TCP/IP è il protocollo standard. Dopotutto, ha una serie di qualità che consentono un’enorme versatilità nelle comunicazioni. Inoltre, consente la standardizzazione nello sviluppo di nuove tecnologie software e hardware. In particolare, le seguenti qualità possono essere elencate come principali:

Standardizzazione  : è uno standard e un protocollo instradabile che è il più completo e accettato, attualmente disponibile. Tutti i moderni sistemi operativi supportano TCP/IP. Inoltre, la maggior parte delle grandi reti si basa su di esso per la maggior parte del proprio traffico.

Interconnettività  : è una tecnologia per il collegamento di sistemi dissimili. Sono disponibili molte utilità di connettività standard per accedere e trasferire dati tra questi sistemi diversi. Questi includono   FTP   (  File Transfer Protocol  ) e   Telnet   (  Terminal Emulation Protocol  ).

Routing  : consente e consente alle tecnologie più vecchie e più recenti di connettersi a Internet. Funziona con protocolli di linea come  PPP  (  Point to Point Protocol  ). In questo modo, consentendo la connessione remota da linea telefonica o dedicata. Anche come i meccanismi e le interfacce IPC più utilizzati dai sistemi operativi, come i socket Windows e NetBIOS.

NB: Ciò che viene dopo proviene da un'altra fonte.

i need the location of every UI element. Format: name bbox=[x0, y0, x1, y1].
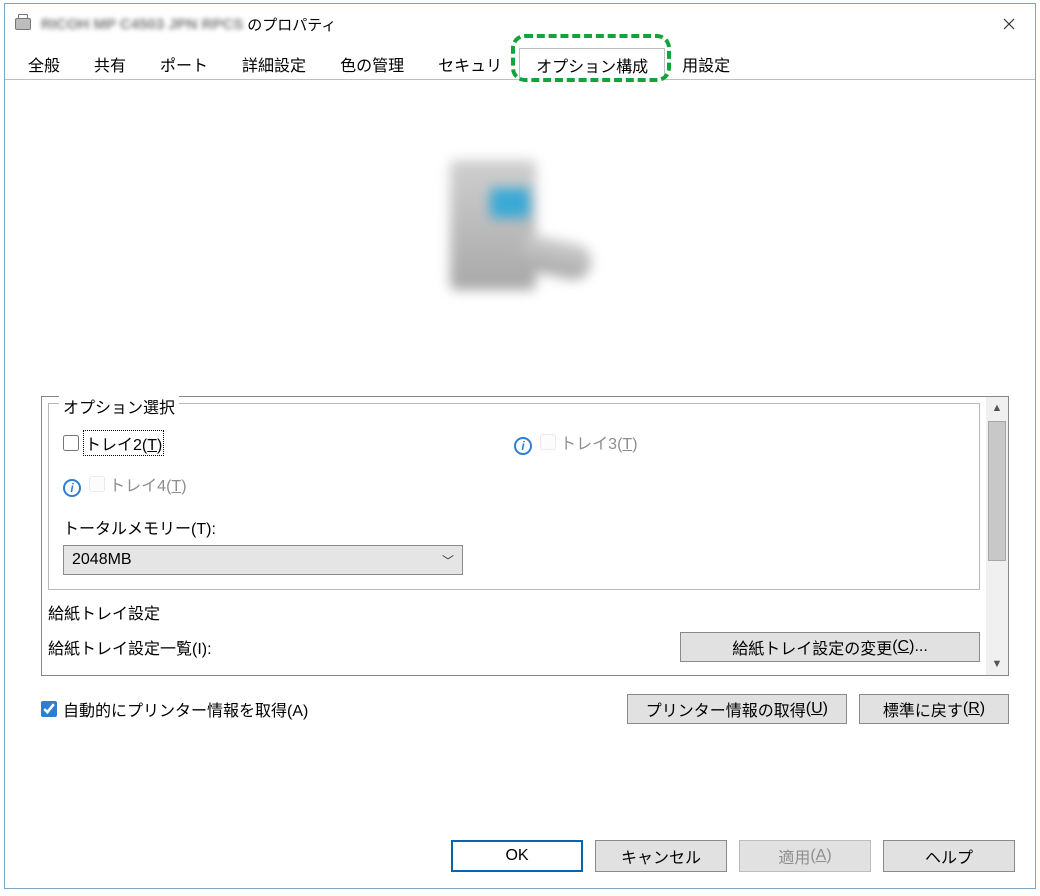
tab-strip: 全般 共有 ポート 詳細設定 色の管理 セキュリ オプション構成 用設定 bbox=[5, 44, 1035, 80]
tray-change-button[interactable]: 給紙トレイ設定の変更(C)... bbox=[680, 632, 980, 662]
tab-color[interactable]: 色の管理 bbox=[323, 47, 421, 79]
tray3-label: トレイ3 bbox=[560, 436, 617, 453]
tray4-label: トレイ4 bbox=[109, 478, 166, 495]
total-memory-label: トータルメモリー(T): bbox=[63, 515, 965, 539]
close-icon bbox=[1003, 18, 1015, 30]
apply-button: 適用(A) bbox=[739, 840, 871, 872]
printer-info-button[interactable]: プリンター情報の取得(U) bbox=[627, 694, 847, 724]
tray4-checkbox: トレイ4(T) bbox=[89, 472, 186, 496]
scroll-up-icon[interactable]: ▲ bbox=[986, 397, 1008, 419]
total-memory-value: 2048MB bbox=[72, 551, 132, 569]
tab-app[interactable]: 用設定 bbox=[665, 47, 747, 79]
title-suffix: のプロパティ bbox=[247, 14, 336, 35]
tray2-acc: T bbox=[147, 437, 157, 454]
tray-settings-header: 給紙トレイ設定 bbox=[48, 600, 980, 624]
auto-acquire-checkbox[interactable]: 自動的にプリンター情報を取得(A) bbox=[41, 697, 308, 721]
auto-acquire-acc: A bbox=[292, 703, 303, 720]
help-button[interactable]: ヘルプ bbox=[883, 840, 1015, 872]
device-preview-area bbox=[15, 80, 1025, 400]
titlebar: RICOH MP C4503 JPN RPCS のプロパティ bbox=[5, 4, 1035, 44]
options-legend: オプション選択 bbox=[59, 394, 179, 418]
vertical-scrollbar[interactable]: ▲ ▼ bbox=[986, 397, 1008, 675]
info-icon: i bbox=[63, 479, 81, 497]
tray-list-label: 給紙トレイ設定一覧(I): bbox=[48, 635, 212, 659]
tray4-acc: T bbox=[171, 478, 181, 495]
tray2-label: トレイ2 bbox=[85, 437, 142, 454]
title-obscured: RICOH MP C4503 JPN RPCS bbox=[41, 16, 247, 33]
auto-acquire-label: 自動的にプリンター情報を取得 bbox=[63, 703, 287, 720]
close-button[interactable] bbox=[983, 4, 1035, 44]
options-groupbox: オプション選択 トレイ2(T) i bbox=[48, 403, 980, 590]
settings-scroll-area: オプション選択 トレイ2(T) i bbox=[41, 396, 1009, 676]
total-memory-select[interactable]: 2048MB ﹀ bbox=[63, 545, 463, 575]
tab-share[interactable]: 共有 bbox=[77, 47, 143, 79]
cancel-button[interactable]: キャンセル bbox=[595, 840, 727, 872]
scroll-down-icon[interactable]: ▼ bbox=[986, 653, 1008, 675]
tray2-checkbox[interactable]: トレイ2(T) bbox=[63, 430, 164, 456]
tab-page-option: オプション選択 トレイ2(T) i bbox=[5, 80, 1035, 888]
info-icon: i bbox=[514, 437, 532, 455]
dialog-buttons: OK キャンセル 適用(A) ヘルプ bbox=[5, 824, 1035, 888]
tab-advanced[interactable]: 詳細設定 bbox=[225, 47, 323, 79]
scroll-thumb[interactable] bbox=[988, 421, 1006, 561]
chevron-down-icon: ﹀ bbox=[442, 552, 454, 569]
printer-icon bbox=[13, 14, 35, 34]
tab-security[interactable]: セキュリ bbox=[421, 47, 519, 79]
tray-settings-section: 給紙トレイ設定 給紙トレイ設定一覧(I): 給紙トレイ設定の変更(C)... bbox=[48, 600, 980, 662]
tab-port[interactable]: ポート bbox=[143, 47, 225, 79]
lower-toolbar: 自動的にプリンター情報を取得(A) プリンター情報の取得(U) 標準に戻す(R) bbox=[41, 694, 1009, 724]
tray3-checkbox: トレイ3(T) bbox=[540, 430, 637, 454]
reset-defaults-button[interactable]: 標準に戻す(R) bbox=[859, 694, 1009, 724]
printer-properties-dialog: RICOH MP C4503 JPN RPCS のプロパティ 全般 共有 ポート… bbox=[4, 3, 1036, 889]
tray3-acc: T bbox=[622, 436, 632, 453]
tab-general[interactable]: 全般 bbox=[11, 47, 77, 79]
tab-option[interactable]: オプション構成 bbox=[519, 48, 665, 80]
device-illustration bbox=[430, 150, 610, 330]
ok-button[interactable]: OK bbox=[451, 840, 583, 872]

Robusto Protocollo  : è scalabile e multipiattaforma, con struttura per essere utilizzato in sistemi operativi client/server, consentendo l’utilizzo di applicazioni di queste dimensioni tra due punti distanti.

Internet  : è attraverso la suite di protocolli TCP/IP che otteniamo l’accesso a Internet. Le reti locali distribuiscono server di accesso a Internet (server proxy). Gli host locali si connettono a questi server per ottenere l’accesso a Internet. Questo accesso può essere ottenuto solo se i computer sono configurati per utilizzare TCP/IP.

Conclusione

In breve, TCP/IP specifica come i dati vengono scambiati su Internet. Fornisce comunicazioni end-to-end. Identifica come devono essere pacchettizzati, indirizzati, trasmessi, instradati e ricevuti a destinazione.

TCP/IP richiede poca gestione centralizzata ed è progettato per rendere le reti affidabili. Con esso, è possibile recuperare automaticamente dal guasto di qualsiasi dispositivo sulla rete.